Welcome to spring my fellow renovators! As usual, I have a dozen projects going on at the same time – and most aren’t very photogenic – yet.
Let’s go down to the woman cave and get that pesky staircase built for the basement.
Here we go – watch your step. And a warning – this is a longer post than most.
First we need a plan. Go to My Carpentry.Com for a really good calculator. You need exact measurements of the distance from one finished floor to the next to make a good, safe set of stairs.
The items needed for laying out stairs is pretty simple. A framing square and some stair nuts, or some other means to make stops on the square to make consistent marks on the stringer. And for me, a life size cardboard template.
Calculating the proper size of the stair is easier if you use a template like this. Here the cardboard template is in place. The 2X4 wood in the foreground is a mock up of the bottom step height to make sure I have enough head room to meet code.
Once I’ve gotten the stringer template made I’m ready to transfer to the real stringer. The wood for the stairs is typical Misadventures material. Most use a 2X12, but here we’ll use a LVL or Laminated Veneer Lumber beam. I like using laminated lumber on stair stringers for several reasons.It’s really strong, straight and won’t warp or change after cutting, which is something dimensional lumber will sometimes do.
Since I’ll be making 3 stringers for this project, I’ll make a set of jigs for the cuts. The one on the left is for the ‘run’ cut and the right one is for the ‘rise’ cut. I find it so much easier and faster to take a few minutes and make a jig if I have a lot of repetitive cuts to make. On stairs consistency is a safety issue, so make ’em right.
One more jig and I’m done – promise. I also make a little spacer that is the width of the saw shoe plus the thickness of the saw blade. This will vary slightly from one blade to the next, so I made a new one to match this blade. You need this little block – so make it.
Jig and block together – so sweet! The block is used to line up the layout mark on the stringer and then you butt the cutting jig next to the block.
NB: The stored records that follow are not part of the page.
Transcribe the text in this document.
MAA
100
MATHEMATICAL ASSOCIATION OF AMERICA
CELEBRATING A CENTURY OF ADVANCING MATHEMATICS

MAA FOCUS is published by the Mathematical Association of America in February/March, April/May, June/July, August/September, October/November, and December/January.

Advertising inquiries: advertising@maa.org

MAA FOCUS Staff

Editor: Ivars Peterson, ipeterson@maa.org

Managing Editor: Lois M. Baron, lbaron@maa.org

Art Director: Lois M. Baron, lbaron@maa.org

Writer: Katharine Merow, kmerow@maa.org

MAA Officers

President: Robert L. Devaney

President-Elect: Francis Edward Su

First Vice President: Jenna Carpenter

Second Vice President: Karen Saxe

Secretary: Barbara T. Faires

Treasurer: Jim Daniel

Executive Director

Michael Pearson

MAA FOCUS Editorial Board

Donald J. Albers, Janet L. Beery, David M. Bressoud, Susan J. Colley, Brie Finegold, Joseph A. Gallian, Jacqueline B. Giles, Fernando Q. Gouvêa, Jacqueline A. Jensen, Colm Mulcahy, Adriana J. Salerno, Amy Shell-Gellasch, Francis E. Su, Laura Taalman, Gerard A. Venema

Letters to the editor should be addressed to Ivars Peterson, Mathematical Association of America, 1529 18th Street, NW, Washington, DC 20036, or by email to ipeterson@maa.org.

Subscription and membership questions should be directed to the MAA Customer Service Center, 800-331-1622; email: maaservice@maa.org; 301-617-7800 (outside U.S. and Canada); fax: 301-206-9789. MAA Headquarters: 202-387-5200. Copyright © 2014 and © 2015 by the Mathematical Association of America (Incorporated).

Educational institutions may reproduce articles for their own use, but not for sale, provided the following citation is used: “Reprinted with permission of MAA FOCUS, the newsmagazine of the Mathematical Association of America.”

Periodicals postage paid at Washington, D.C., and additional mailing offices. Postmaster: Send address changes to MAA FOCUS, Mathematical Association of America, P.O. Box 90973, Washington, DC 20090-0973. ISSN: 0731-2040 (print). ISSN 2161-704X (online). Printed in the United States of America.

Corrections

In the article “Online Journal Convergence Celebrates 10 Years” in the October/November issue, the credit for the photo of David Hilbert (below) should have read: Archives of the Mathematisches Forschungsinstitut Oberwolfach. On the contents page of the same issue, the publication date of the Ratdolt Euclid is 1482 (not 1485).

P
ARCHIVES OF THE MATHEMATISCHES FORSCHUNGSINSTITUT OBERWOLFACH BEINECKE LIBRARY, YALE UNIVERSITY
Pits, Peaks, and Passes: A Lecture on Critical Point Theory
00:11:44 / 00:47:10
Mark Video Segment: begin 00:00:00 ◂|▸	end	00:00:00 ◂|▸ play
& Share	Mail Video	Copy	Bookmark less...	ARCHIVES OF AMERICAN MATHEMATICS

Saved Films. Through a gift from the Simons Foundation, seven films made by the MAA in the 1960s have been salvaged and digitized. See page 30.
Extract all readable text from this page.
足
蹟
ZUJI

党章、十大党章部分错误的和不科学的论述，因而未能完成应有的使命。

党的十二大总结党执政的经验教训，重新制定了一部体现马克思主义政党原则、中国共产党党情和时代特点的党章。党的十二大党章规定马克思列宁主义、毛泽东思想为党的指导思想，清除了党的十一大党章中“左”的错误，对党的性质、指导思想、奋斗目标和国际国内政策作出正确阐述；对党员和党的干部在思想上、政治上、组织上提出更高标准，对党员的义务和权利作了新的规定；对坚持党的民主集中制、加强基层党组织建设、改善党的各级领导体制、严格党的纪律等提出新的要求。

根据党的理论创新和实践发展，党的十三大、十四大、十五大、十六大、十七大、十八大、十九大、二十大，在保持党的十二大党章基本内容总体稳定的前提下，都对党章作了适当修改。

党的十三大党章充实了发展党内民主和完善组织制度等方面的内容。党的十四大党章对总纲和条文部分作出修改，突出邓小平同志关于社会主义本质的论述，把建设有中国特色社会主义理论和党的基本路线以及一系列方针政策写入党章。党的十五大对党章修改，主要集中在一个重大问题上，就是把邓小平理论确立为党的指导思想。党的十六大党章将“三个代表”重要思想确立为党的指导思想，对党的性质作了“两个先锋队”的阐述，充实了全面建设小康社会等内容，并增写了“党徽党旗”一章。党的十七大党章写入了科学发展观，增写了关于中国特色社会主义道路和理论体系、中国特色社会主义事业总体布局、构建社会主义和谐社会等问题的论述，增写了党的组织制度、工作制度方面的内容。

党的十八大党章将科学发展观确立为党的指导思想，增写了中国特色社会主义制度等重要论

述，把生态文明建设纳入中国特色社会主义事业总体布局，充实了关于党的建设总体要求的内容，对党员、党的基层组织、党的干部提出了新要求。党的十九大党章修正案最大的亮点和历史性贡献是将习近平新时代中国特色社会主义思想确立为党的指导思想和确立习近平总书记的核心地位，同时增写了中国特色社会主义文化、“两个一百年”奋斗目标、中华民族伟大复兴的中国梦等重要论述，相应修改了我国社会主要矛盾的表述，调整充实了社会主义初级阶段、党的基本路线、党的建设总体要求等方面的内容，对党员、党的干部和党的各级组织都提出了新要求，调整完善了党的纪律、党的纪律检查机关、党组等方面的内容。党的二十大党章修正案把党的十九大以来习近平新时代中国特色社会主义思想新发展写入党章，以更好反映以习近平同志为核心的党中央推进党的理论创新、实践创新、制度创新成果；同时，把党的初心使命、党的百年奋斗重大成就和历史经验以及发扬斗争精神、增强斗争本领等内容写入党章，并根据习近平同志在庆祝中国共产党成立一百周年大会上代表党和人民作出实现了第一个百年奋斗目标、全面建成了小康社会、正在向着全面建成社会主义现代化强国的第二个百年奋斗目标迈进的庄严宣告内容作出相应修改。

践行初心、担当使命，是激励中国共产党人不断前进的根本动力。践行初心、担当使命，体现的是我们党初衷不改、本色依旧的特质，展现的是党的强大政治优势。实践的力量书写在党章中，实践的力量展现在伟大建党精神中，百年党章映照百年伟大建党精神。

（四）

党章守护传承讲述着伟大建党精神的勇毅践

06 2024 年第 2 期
I screw the jig to the stringer to keep it secure.
Then we cut the stringer stopping right at the intersecting line. No over cutting here.
Then we take a hand saw and finish the cut. Over cutting will weaken your stringer, especially if you use dimensional lumber. I could overcut this LVL – but I would never do that – my OCD would never allow it. You can see how straight and square the cut is – that’s why you use a jig.
Now we check out how we did – we’ll check to make sure the rise and run are correct before we mess up any other materials. You can see how much longer and less steep the stairs are next to the original.
Check for level on the steps and I think we’re ready to make some clones!
Take the finished stringer and clamp it to the next and carefully trace the pattern.
The spacer block is also used to make the end cuts.
Two finished and one to go.
Once all three are cut I line them up with the framing square and screw them all together.
The three are then tweaked with a belt sander to make them all identical. Now – this is crazy precise for a simple stair stringer – but remember this is my hobby. It does show that taking a few minutes building a jig will make your project a lot easier to build.
I think it’s time to say goodbye to these 81 year old stairs.
Hang in there – we’ll make something out of this place yet.